MITIGATING SPILLOVERS
Yellen said the global economy “is in a better place today than many predicted just a few months ago,” with concerns fading that the Ukraine war’ spillovers would cause growth to slow sharply.
She said while headline inflation was beginning to ease in the United States and across the globe, it was important for G20 finance officials to keep working to quell inflation, adding: “We are not out of the woods yet.”
Yellen said that G20 countries, especially China, need to work to ease the debt overhang that is putting more than half of low-income countries in debt distress.
“I will continue to push for all bilateral official creditors, including China, to participate in meaningful debt treatments for developing countries and emerging markets in
distress,” she said, adding that debt treatment for Zambia and financing assurances for Sri Lanka were “most urgent”
CHINA WARNING
Yellen said talks between the United States and China on economic issues would resume at an appropriate time, but also warned Beijing that providing any material support to Russia’s war effort would be “a very serious concern”.
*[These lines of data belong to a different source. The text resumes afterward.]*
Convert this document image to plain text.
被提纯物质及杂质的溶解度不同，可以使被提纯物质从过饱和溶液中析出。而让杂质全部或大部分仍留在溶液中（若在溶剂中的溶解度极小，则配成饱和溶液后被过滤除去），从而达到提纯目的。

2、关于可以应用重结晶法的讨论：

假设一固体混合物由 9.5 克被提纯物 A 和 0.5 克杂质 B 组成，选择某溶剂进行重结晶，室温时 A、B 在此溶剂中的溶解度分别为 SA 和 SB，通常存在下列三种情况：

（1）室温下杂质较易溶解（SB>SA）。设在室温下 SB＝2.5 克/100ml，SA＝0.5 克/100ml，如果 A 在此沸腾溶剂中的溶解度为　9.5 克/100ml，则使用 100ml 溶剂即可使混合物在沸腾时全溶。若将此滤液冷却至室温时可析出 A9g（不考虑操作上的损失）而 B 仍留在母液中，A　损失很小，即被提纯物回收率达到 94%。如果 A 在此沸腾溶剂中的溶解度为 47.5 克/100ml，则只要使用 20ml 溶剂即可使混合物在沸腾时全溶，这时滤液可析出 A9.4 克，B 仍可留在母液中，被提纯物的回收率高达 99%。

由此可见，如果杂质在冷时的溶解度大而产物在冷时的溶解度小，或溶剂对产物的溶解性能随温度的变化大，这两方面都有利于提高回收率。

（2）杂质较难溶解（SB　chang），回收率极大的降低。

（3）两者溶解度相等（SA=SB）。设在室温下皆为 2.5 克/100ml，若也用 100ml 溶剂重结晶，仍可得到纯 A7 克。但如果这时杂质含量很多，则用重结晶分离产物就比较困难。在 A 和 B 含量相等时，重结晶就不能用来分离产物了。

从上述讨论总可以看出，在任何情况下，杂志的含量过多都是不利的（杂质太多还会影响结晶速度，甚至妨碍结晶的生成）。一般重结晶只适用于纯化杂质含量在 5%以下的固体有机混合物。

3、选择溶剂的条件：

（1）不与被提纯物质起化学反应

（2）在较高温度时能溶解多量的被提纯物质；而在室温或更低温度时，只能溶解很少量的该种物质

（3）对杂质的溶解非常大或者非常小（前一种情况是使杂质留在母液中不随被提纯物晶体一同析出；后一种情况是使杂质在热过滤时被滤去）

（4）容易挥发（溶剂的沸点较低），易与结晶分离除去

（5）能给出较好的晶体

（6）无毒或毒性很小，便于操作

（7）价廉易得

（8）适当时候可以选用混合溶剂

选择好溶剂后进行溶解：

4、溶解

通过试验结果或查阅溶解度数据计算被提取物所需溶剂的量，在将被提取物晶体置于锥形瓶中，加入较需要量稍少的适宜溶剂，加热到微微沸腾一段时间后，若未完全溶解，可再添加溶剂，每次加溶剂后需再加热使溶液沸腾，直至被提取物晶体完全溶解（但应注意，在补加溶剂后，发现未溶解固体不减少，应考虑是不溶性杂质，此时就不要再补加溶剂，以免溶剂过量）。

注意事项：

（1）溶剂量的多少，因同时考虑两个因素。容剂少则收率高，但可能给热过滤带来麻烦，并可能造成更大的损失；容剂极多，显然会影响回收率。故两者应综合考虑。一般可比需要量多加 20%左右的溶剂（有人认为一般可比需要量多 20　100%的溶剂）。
Some engagements between Washington and Beijing have been suspended following the downing of a suspected Chinese surveillance balloon that floated over the continental United States, leaving the timing of previously planned visits to China by Yellen and Secretary of State Antony Blinken unclear.
The G20 meetings also will be a key venue for working to advance reforms to the World Bank and other multilateral development banks to expand their lending to fight climate change, pandemics and other global challenges, she said.
She commended departing World Bank President David Malpass, saying that the bank under his leadership has “measurably improved the lives of people around the world.”
The United States intends to put forward a candidate for the World Bank presidency “very quickly”, she added.